Superlatives fail when describing Zach Braff. Receptive, responsive and ravishing, Braff's performance as suicidal mystery man Charlie spans the emotional spectrum. Exploding with impassioned frustration and collapsing with hopelessness, Braff's portrayal is sincere and heartfelt, even if the script allows him little room to mellow.
Eve Myles is wonderful as English emigre Emma. Storming around Alexander Dodge's beautifully designed beach-house set like Edina Monsoon after three pitchers of Long Island Iced Tea, her performance is witty and breezy. Susannah Fielding's turn as Prada prostitute Kim, too, is perfectly pitched, as is Paul Hilton's questionable fireman Myron.
And yet, despite the strength of the cast, All New People struggles to maintain the arresting integrity which it so masterfully captures in its opening scene.

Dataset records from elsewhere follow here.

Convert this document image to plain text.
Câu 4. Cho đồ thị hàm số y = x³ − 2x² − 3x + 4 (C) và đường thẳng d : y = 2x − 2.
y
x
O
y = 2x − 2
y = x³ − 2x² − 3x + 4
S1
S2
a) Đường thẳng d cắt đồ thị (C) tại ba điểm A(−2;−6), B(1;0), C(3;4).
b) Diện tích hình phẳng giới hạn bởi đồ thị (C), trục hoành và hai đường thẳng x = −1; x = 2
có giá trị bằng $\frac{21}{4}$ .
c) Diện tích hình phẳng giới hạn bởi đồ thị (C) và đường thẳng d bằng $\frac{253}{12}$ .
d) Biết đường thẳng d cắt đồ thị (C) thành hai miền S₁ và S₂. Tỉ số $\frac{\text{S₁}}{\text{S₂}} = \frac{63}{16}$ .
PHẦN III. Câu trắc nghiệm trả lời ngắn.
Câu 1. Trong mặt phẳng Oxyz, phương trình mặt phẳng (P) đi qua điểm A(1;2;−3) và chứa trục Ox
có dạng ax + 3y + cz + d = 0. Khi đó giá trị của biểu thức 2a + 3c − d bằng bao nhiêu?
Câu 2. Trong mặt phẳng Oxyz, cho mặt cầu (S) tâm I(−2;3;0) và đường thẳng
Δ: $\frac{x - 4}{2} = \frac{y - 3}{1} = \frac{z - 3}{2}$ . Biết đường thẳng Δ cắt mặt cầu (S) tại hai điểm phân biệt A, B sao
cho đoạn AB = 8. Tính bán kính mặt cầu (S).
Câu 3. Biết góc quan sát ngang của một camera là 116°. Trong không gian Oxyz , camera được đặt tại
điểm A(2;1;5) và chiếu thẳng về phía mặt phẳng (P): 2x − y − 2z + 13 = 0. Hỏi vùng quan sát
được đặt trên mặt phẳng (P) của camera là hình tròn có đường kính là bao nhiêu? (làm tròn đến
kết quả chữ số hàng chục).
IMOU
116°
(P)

Its flits between farce and tragicomedy, clashing characters of varying depths and trying too hard to tie a story with no easy answers up with a great big Hollywood bow.
Nonetheless, Braff has written an enjoyable and playful piece, bolstered by a remarkable cast and an at times hilarious script. Whether or not it will stand the test of time without Braff's name on the marquee is altogether less certain.